What Does Oil Vandalism Mean for the Nigerian Economy?

Nigerian President Muhammadu Buhari and militants...photo Vanguard.ng
Nigerian President Muhammadu Buhari juxtaposed with a photo of militants. Photo/Vanguard.ng

Oil is Nigeria’s major source of revenue and the attacks on oil installations (majorly in the Niger Delta region of the country) has greatly affected the nation’s economy and supply of crude oil product to the international community.

The continuous attacks on the pipelines by vandals and militants known as the Niger Delta Avengers in the South-South region has caused lost revenue of 12.566 billion naira in one month, this is according to the Nigerian National Petroleum Corporation, NNPC, monthly Financial and Operations Report, March 2016.

The report by the NNPC showed that crude oil loss amounted to N5.94 billion; petroleum products losses stood at N1.757 billion, while N4.87 billion was spent on pipeline repairs and management costs.

According to the report, the losses negatively affected NNPC’s transfer to the federation account from the domestic sale of crude oil and gas. Specifically, the report noted that transfers to the federation account by the NNPC dipped by N69.544  billion to N9.23 billion in March.

Similarly on May 26, 2016, the then Minister of State for Petroleum Resources, Dr. Ibe Kachikwu was quoted to have said Nigeria’s crude oil production had declined from “2.2 million barrels per day to 1.4 million barrels per day due to pipeline vandalism”, this, he said, translated to loss of 800,000 barrels of oil daily. The minister made this known at a special session of the House of Representatives convened over the recent petrol price hike announcement (May 11, 2016) according to Vanguard newspaper.
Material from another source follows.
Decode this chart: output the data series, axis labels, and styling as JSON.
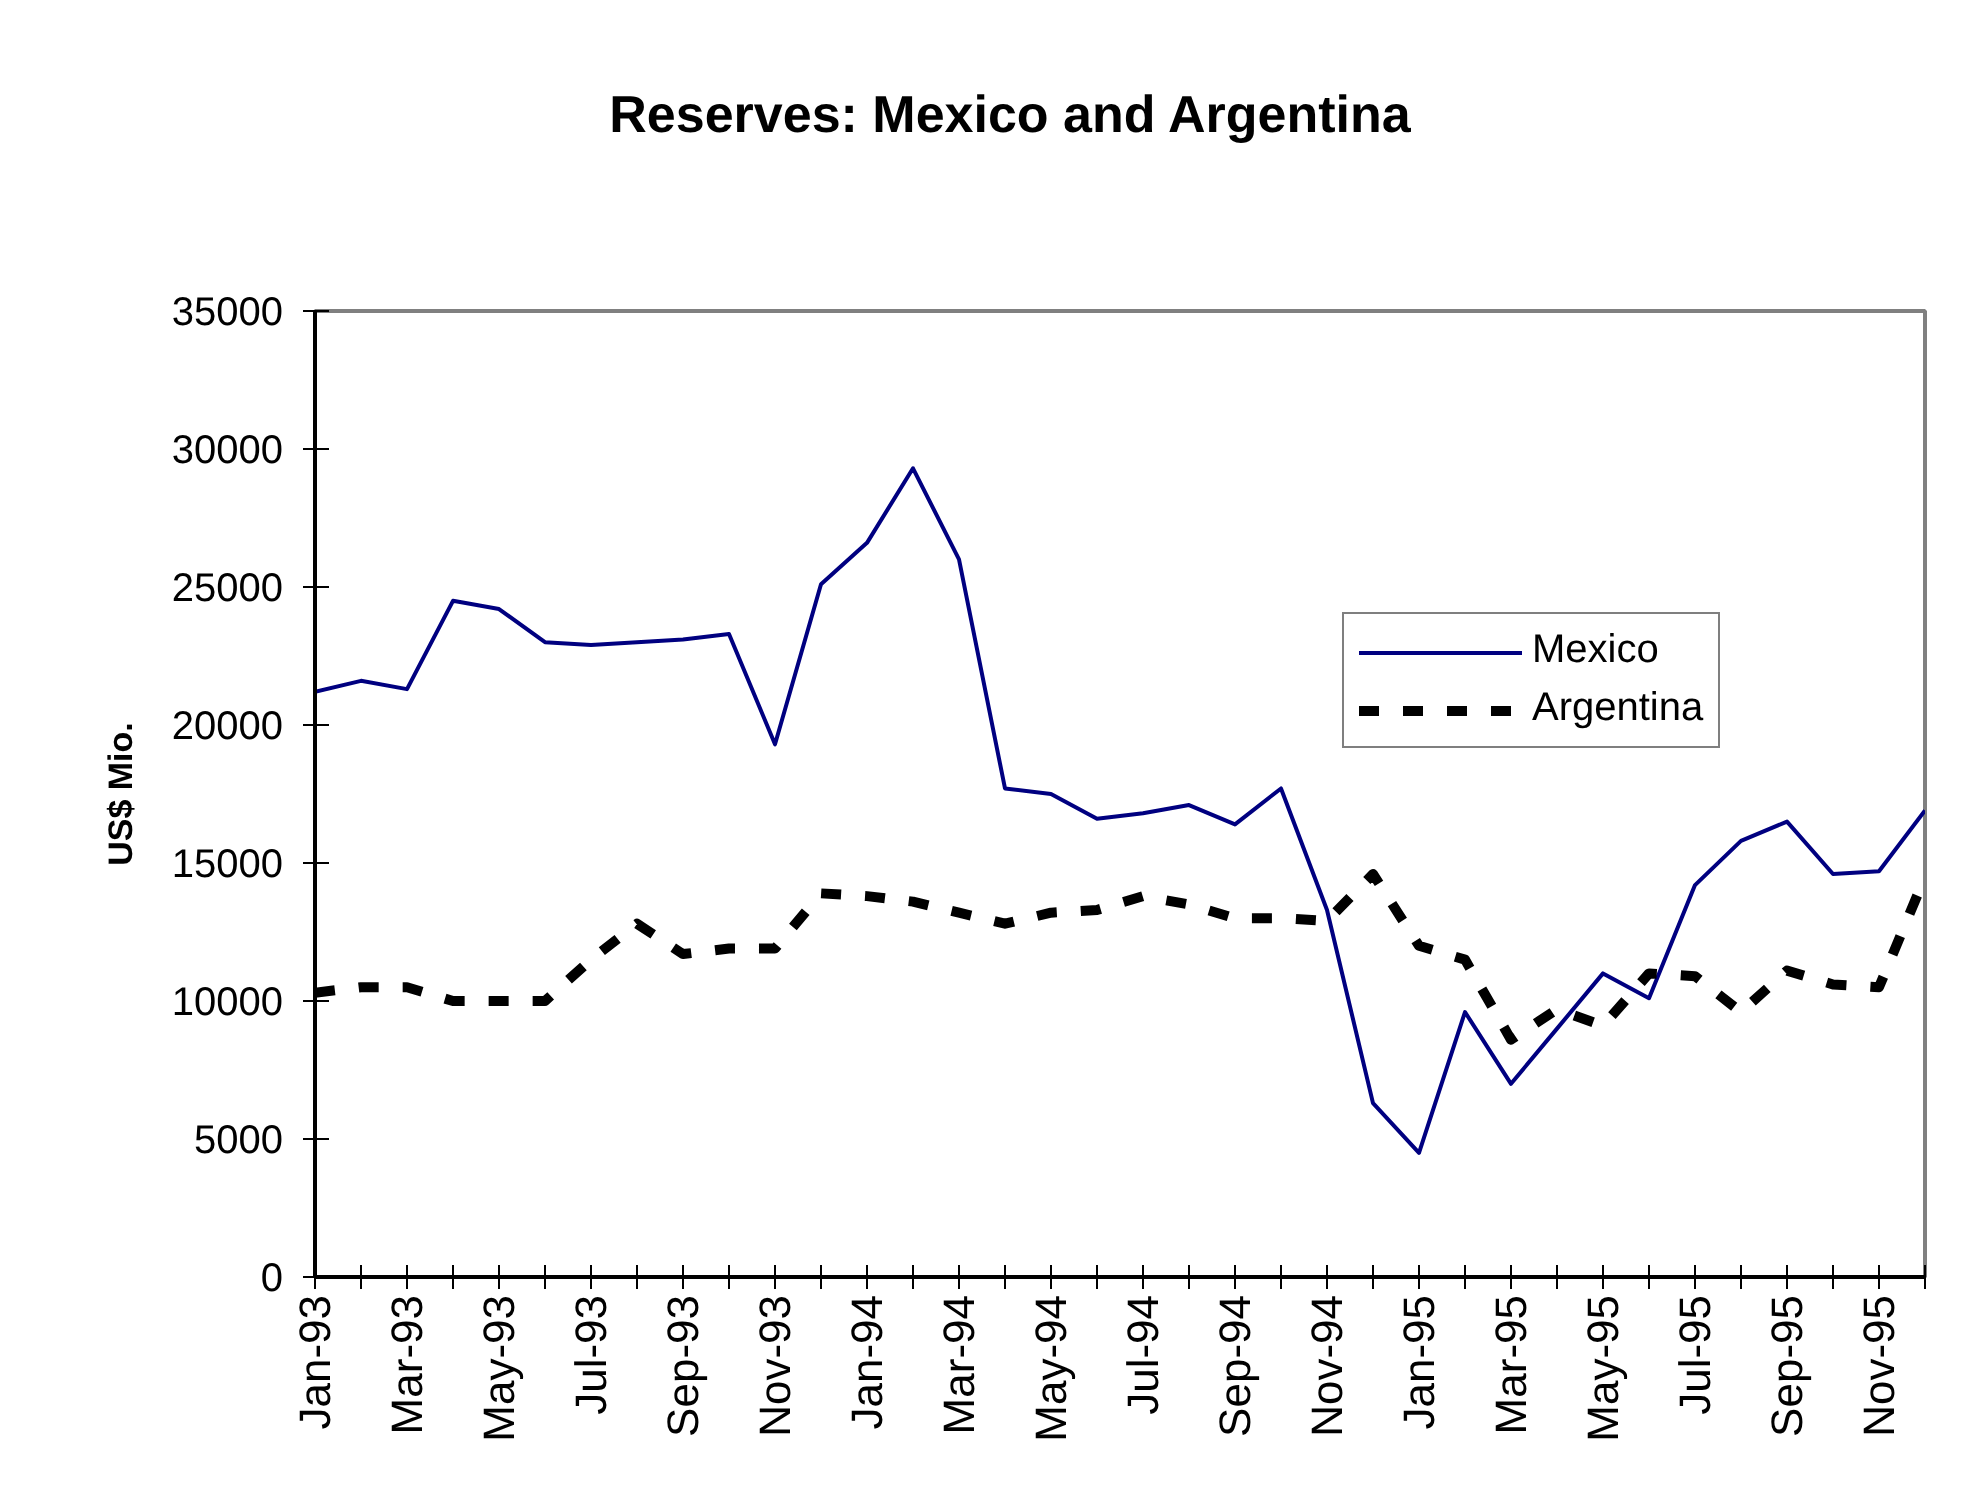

The continuous decline of the petroleum products made the Kaduna Refinery Petrochemical Company (KRPC) Managing Director, Idi Muktar Maiha to call on the federal government to declare Warri-Kaduna pipelines as a “military zone,” in view of its strategic national importance. Maiha added that the pipelines need to be highly secured to guarantee continues supply of crude oil to KRPC, which supply refined oil to Nigeria’s northern region.

Maiha described attacks on Warri-Kaduna pipelines as the greatest threat to the oil and gas industry in the country. He made the plea while presenting his paper “KRPC: the journey to autonomy” at the 4th annual KRPC and Nigerian Union of Journalists, Kaduna Chapter training for Kaduna Energy Reporters’ in Kano State.

“We have advocated for the pipeline to be regarded as a ‘military zone’ in view of its strategic national importance,” he said.

Several groups of Niger Delta militants under different names have accused the government of polluting their environment through the unchecked supervision and clean up of oil spills by companies processing crude oil . In recent months the Avengers were behind numerous incessant attacks, to, as they say, rebuild their communities or leverage the Buhari-led administration to broker a deal to greater benefit the citizens of the South-South region or for the region to succeed (separate) in its entirety if a deal could not be brokered.

Interestingly, the Nigeria military feel the Avengers are not being cooperative in efforts to broker a deal.